Engiadin'Ota

Engiadin'Ota
Oberengadin, Blick von unterhalb des Bergeller Gipfels Motta Salacina nach Nordosten Richtung Sils, im Vordergrund Maloja

Das Engadin (rätoroman. Engiadina, ital. Engadina, abgeleitet vom rätorom. Namen des Flusses Inn: En) ist ein Hochtal im schweizerischen Kanton Graubünden. Es ist eines der höchstgelegenen bewohnten Täler Europas und mehr als 80 km lang. Es bildet die obere Talstufe des Inns und wird in das Ober- und das Unterengadin unterschieden. Die beiden Abschnitte des Bergtales werden durch die Punt’Ota (hohe Brücke) getrennt.

Inhaltsverzeichnis

Geographie

Oberengadin

Die Oberengadiner Seenplatte: Silvaplanersee und Silsersee

Das Oberengadin (rätorom. Engiadin’Ota) zeichnet sich durch seinen Reichtum an Seen aus (Engadiner Seenplatte: Silsersee, Silvaplanersee, Champfèrersee und St. Moritzersee), sowie Arven-, Lärchenwäldern und Gletschern. Die Seehöhe von 1600–1800 m bestimmt das Klima.

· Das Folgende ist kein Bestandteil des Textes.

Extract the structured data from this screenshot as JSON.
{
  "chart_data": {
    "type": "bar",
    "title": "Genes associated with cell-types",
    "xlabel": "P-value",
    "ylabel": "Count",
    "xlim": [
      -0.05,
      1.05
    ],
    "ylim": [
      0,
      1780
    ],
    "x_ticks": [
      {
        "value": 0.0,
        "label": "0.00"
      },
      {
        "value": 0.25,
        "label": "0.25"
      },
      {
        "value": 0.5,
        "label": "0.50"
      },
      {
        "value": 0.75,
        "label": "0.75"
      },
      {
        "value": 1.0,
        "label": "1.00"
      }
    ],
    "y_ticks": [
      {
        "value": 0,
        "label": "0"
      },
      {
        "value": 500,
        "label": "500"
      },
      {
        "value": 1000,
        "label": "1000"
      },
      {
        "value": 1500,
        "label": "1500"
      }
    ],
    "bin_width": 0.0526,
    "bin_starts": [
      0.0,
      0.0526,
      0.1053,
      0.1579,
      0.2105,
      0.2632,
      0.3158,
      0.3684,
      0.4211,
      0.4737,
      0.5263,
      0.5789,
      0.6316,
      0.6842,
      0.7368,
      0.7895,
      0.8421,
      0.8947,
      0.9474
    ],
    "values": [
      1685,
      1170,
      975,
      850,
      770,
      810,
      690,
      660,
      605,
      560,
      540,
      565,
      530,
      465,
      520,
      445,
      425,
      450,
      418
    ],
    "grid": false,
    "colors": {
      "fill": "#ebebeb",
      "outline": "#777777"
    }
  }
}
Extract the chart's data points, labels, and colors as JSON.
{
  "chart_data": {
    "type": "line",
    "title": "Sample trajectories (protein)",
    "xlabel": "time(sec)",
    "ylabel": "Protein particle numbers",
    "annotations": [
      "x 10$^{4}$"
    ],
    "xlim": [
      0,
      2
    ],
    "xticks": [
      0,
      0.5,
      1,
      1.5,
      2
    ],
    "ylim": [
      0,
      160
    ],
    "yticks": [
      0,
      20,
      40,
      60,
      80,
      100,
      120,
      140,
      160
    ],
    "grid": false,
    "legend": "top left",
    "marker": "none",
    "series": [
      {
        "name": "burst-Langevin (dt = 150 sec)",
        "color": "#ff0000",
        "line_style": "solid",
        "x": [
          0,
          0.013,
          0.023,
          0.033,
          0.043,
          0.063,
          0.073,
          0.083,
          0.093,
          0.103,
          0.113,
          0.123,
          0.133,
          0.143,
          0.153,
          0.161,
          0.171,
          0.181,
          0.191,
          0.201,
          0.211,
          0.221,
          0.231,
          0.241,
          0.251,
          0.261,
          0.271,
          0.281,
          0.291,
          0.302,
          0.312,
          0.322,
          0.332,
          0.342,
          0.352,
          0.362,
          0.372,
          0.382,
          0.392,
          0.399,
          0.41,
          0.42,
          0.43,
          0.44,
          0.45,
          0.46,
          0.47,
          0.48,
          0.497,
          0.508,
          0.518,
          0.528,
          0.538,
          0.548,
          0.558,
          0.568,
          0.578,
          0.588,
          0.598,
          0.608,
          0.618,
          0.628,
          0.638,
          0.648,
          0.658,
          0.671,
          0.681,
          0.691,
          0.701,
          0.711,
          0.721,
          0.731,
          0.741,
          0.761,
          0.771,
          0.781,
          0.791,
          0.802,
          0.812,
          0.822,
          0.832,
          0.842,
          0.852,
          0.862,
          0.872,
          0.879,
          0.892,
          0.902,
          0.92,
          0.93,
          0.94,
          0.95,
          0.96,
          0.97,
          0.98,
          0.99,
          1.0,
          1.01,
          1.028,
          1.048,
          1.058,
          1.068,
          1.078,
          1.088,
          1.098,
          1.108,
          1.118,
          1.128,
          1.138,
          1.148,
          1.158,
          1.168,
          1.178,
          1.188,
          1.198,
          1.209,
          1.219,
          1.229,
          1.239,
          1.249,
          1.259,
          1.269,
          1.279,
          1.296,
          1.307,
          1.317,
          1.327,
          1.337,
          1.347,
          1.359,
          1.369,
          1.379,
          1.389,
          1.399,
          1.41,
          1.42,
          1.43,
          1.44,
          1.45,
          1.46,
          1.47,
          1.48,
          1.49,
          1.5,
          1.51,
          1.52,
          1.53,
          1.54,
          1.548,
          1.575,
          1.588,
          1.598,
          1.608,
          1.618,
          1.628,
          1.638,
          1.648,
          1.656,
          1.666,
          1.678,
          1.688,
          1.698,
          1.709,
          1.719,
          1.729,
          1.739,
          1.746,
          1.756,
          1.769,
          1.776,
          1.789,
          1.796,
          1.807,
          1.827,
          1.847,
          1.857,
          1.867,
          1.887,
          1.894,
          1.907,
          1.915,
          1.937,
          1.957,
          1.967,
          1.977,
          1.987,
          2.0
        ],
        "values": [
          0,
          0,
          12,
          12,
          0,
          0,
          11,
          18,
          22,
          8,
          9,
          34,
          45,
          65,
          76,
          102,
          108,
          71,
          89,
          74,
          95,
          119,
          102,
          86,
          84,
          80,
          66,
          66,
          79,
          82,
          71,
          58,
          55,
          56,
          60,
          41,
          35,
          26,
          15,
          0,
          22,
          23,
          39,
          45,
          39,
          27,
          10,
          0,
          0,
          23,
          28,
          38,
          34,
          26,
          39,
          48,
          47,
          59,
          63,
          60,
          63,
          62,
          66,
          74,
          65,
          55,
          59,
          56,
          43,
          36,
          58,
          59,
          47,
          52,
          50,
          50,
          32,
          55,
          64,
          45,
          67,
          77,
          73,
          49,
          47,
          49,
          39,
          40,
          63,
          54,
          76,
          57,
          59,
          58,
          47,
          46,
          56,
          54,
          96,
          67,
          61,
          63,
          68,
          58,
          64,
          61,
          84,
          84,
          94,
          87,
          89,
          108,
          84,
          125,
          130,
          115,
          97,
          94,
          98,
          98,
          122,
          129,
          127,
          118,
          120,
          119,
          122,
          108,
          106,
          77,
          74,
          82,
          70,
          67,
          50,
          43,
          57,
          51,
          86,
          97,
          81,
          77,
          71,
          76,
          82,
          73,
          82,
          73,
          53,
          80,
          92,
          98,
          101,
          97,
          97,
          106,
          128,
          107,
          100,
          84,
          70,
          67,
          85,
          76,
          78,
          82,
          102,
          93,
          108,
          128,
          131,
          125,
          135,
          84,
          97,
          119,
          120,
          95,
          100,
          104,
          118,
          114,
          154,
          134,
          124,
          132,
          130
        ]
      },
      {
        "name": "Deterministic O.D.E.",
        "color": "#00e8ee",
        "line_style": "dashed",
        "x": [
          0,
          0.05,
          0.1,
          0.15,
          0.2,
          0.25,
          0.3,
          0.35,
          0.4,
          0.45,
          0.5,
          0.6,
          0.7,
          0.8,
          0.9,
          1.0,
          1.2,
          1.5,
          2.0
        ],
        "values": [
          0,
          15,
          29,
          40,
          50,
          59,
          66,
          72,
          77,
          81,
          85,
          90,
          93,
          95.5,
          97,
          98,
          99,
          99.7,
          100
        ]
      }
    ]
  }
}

Die grünen Wiesen im Tal fassen beiderseits Berge ein, hinter denen die Schneegipfel in den Himmel ragen. Die Abhänge der südlichen Berge sind mit Nadelwäldern bedeckt; darüber erstrecken sich Alpweiden. Deren Grenzlinie sind an den Hängen waagrecht gut erkennbar. Das Oberengadin ist durch den Berninapass mit dem Puschlav, durch den Malojapass mit dem Bergell verbunden.

Ortschaften im Oberengadin

Seitentäler

In etwa auf der Höhe von Samedan zweigt auf jede Seite ein Seitental ab: Ab Samedan nach Süden das Val Bernina Richtung Pontresina und Berninapass sowie ab Bever nach Norden das Val Bever Richtung Spinas.

Unterengadin

Das Unterengadin, Blick nach Osten auf die Unterengadiner Dolomiten

Das Unterengadin (rätorom. Engiadina Bassa) ist weit stärker (1610–1019 m) geneigt. Es ist enger und wilder als das Oberengadin. Der Inn rauscht hier über Felsen und wühlt sich zwischen engen Wänden durch. Die wildeste seiner Schluchten ist die von Finstermünz, wo er das Schweizer Gebiet verlässt.

Ortschaften im Unterengadin

Flora und Fauna

An den Nordhängen des Engadins erstrecken sich dichte Tannen- und Föhrenwälder bis auf einer Höhe von 1800 m, während an den Südhängen wegen der Trockenheit vermehrt Lärchenwälder anzutreffen sind, dafür aber bis auf 2100 m. In den weiträumigen Wäldern des Engadins leben Rothirsche und Rehe, in den gebirgigen Regionen Gämsen und Steinböcke. In den felsigen Seitentälern hausen Steinadler und Bartgeier. Hirsche, Rehe und Gämsen werden jedes Jahr während dreier Wochen im September kontrolliert bejagt. Die Steinböcke werden in einer Sonderjagd reguliert.

Für den Botaniker ist das Engadin eine unerschöpfliche Schatzkammer; namentlich ist die Kryptogamenflora reich. Auch an nutzbaren Mineralien (Galmei, Bleiglanz, silberhaltige Bleierze, Kupferkiese etc.) ist das Engadin reich; aber grössere Schätze sind die berühmten Mineralquellen von St. Moritz im Ober- und Scuol-Tarasp im Unterengadin.

Geschichte

Das Oberengadin hatte seine eigenen Grafen. Graf Dedalrich verkaufte 1139 sein Land an das Bistum Chur, von dem sich 1494 die Oberengadiner frei kauften. Im Unterengadin führten die vielfach sich durchkreuzenden Herrschafts- und Lehnrechte der Besitzer zu langen Fehden. Im Veltliner Krieg wurde das Engadin von den Österreichern verheert und 1622 an dieselben abgetreten, jedoch schon im folgenden Jahr an Bünden zurückgegeben. Die letzte österreichische Besitzung war Tarasp, das 1815 an Graubünden kam. Eine Besonderheit des Engadins ist das Engadinerhaus.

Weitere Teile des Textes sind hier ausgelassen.